Gloria Mark is a professor in the Department of Informatics, University of California, Irvine. She studies human-computer interaction.

When PC’s first entered the home in the 1980s, a number of studies comparing the effects of reading on an electronic display versus paper showed that reading was slower on a screen. However, displays have vastly improved since then, and now with high resolution monitors reading speed is no different than reading from paper.

When online, people switch activities an average of every three minutes (e.g. reading email or IM) and switch projects about every 10 and a half minutes.

So what is different? It is not just a matter of comparing reaction times or reading comprehension; it’s the entire experience. Reading a Google book enables the reader to search for words or passages throughout the text. It’s effortless to skip to a juicy section or to go back and reread a memorable part. Contrast how long it takes to skim to a particular passage in a paper book, unless of course it is bookmarked or the page corner is bent.

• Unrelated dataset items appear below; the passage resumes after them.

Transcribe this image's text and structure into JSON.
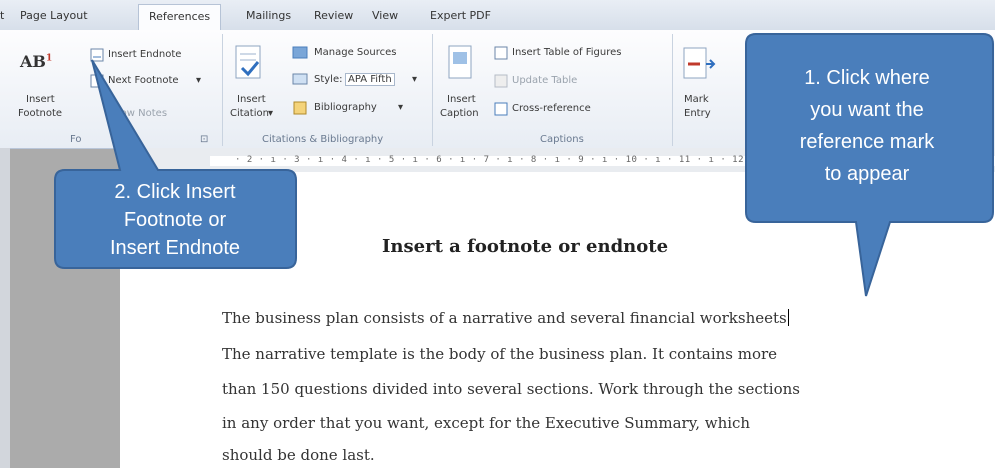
{
  "tabs": [
    "t",
    "Page Layout",
    "References",
    "Mailings",
    "Review",
    "View",
    "Expert PDF"
  ],
  "active_tab": "References",
  "ribbon": {
    "footnotes": {
      "insert_footnote_line1": "Insert",
      "insert_footnote_line2": "Footnote",
      "insert_endnote": "Insert Endnote",
      "next_footnote": "Next Footnote",
      "show_notes": "Show Notes",
      "group_label": "Fo",
      "launcher": "⊡"
    },
    "citations": {
      "insert_citation_line1": "Insert",
      "insert_citation_line2": "Citation",
      "manage_sources": "Manage Sources",
      "style_label": "Style:",
      "style_value": "APA Fifth",
      "bibliography": "Bibliography",
      "group_label": "Citations & Bibliography"
    },
    "captions": {
      "insert_caption_line1": "Insert",
      "insert_caption_line2": "Caption",
      "insert_table_of_figures": "Insert Table of Figures",
      "update_table": "Update Table",
      "cross_reference": "Cross-reference",
      "group_label": "Captions"
    },
    "index": {
      "mark_entry_line1": "Mark",
      "mark_entry_line2": "Entry"
    }
  },
  "ruler_text": "· 2 · ı · 3 · ı · 4 · ı · 5 · ı · 6 · ı · 7 · ı · 8 · ı · 9 · ı · 10 · ı · 11 · ı · 12 ·",
  "document": {
    "title": "Insert a footnote or endnote",
    "lines": [
      "The business plan consists of a narrative and several financial worksheets",
      "The narrative template is the body of the business plan. It contains more",
      "than 150 questions divided into several sections. Work through the sections",
      "in any order that you want, except for the Executive Summary, which",
      "should be done last."
    ]
  },
  "callouts": {
    "step1": [
      "1. Click where",
      "you want the",
      "reference mark",
      "to appear"
    ],
    "step2": [
      "2. Click Insert",
      "Footnote or",
      "Insert Endnote"
    ]
  },
  "colors": {
    "callout_fill": "#4a7ebb",
    "callout_stroke": "#38649a"
  }
}
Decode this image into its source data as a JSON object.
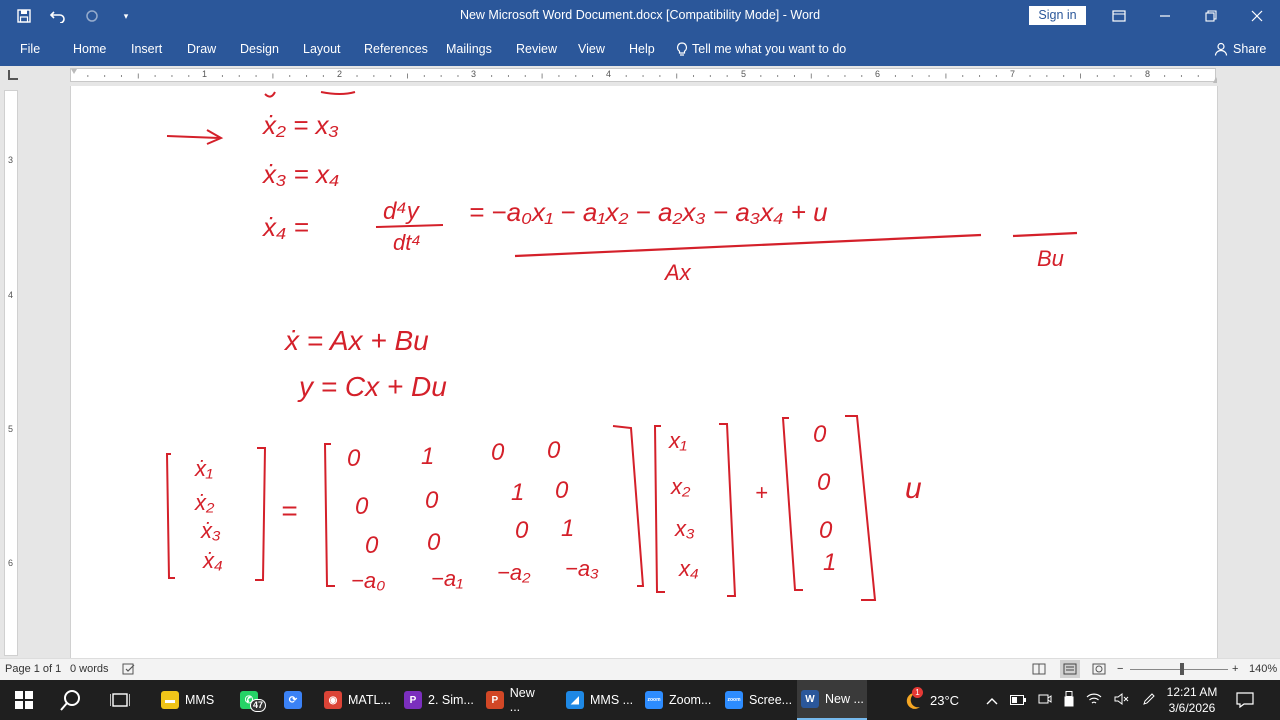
{
  "window": {
    "title": "New Microsoft Word Document.docx [Compatibility Mode]  -  Word",
    "sign_in": "Sign in"
  },
  "menu": {
    "file": "File",
    "home": "Home",
    "insert": "Insert",
    "draw": "Draw",
    "design": "Design",
    "layout": "Layout",
    "references": "References",
    "mailings": "Mailings",
    "review": "Review",
    "view": "View",
    "help": "Help",
    "tell_me": "Tell me what you want to do",
    "share": "Share"
  },
  "ruler": {
    "numbers": [
      "1",
      "2",
      "3",
      "4",
      "5",
      "6",
      "7",
      "8"
    ]
  },
  "vruler": {
    "numbers": [
      "3",
      "4",
      "5",
      "6"
    ]
  },
  "status": {
    "page": "Page 1 of 1",
    "words": "0 words",
    "zoom": "140%"
  },
  "taskbar": {
    "apps": [
      {
        "label": "MMS",
        "icon": "folder-icon",
        "color": "#f0c419"
      },
      {
        "label": "",
        "icon": "whatsapp-icon",
        "color": "#25d366",
        "badge": "47"
      },
      {
        "label": "",
        "icon": "sync-icon",
        "color": "#3b82f6"
      },
      {
        "label": "MATL...",
        "icon": "chrome-icon",
        "color": "#db4437"
      },
      {
        "label": "2. Sim...",
        "icon": "pdf-icon",
        "color": "#7b2fbe"
      },
      {
        "label": "New ...",
        "icon": "powerpoint-icon",
        "color": "#d24726"
      },
      {
        "label": "MMS ...",
        "icon": "simulink-icon",
        "color": "#1e88e5"
      },
      {
        "label": "Zoom...",
        "icon": "zoom-icon",
        "color": "#2d8cff"
      },
      {
        "label": "Scree...",
        "icon": "zoom-icon",
        "color": "#2d8cff"
      },
      {
        "label": "New ...",
        "icon": "word-icon",
        "color": "#2b579a"
      }
    ],
    "weather": "23°C",
    "weather_badge": "1",
    "time": "12:21 AM",
    "date": "3/6/2026"
  },
  "ink": {
    "color": "#d4202a",
    "eq_x2": "ẋ₂ = x₃",
    "eq_x3": "ẋ₃ = x₄",
    "eq_x4_lhs": "ẋ₄ =",
    "eq_x4_frac_num": "d⁴y",
    "eq_x4_frac_den": "dt⁴",
    "eq_x4_rhs": "= −a₀x₁ − a₁x₂ − a₂x₃ − a₃x₄ + u",
    "under_ax": "Ax",
    "under_bu": "Bu",
    "state_eq": "ẋ = Ax + Bu",
    "output_eq": "y = Cx + Du",
    "state_vector": [
      "ẋ₁",
      "ẋ₂",
      "ẋ₃",
      "ẋ₄"
    ],
    "a_matrix": [
      [
        "0",
        "1",
        "0",
        "0"
      ],
      [
        "0",
        "0",
        "1",
        "0"
      ],
      [
        "0",
        "0",
        "0",
        "1"
      ],
      [
        "−a₀",
        "−a₁",
        "−a₂",
        "−a₃"
      ]
    ],
    "x_vector": [
      "x₁",
      "x₂",
      "x₃",
      "x₄"
    ],
    "b_vector": [
      "0",
      "0",
      "0",
      "1"
    ],
    "plus": "+",
    "equals": "=",
    "u": "u"
  }
}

Hypertext offers loads of advantages. If while reading online you come across the name “Antaeus” and forget your Greek mythology, a hyperlink will take you directly to an online source where you are reminded that he was the Libyan giant who fought Hercules. And if you’re prone to distraction, you can follow another link to find out his lineage, and on and on. That is the duality of hyperlinks. A hyperlink brings you to information faster but is also more of a distraction.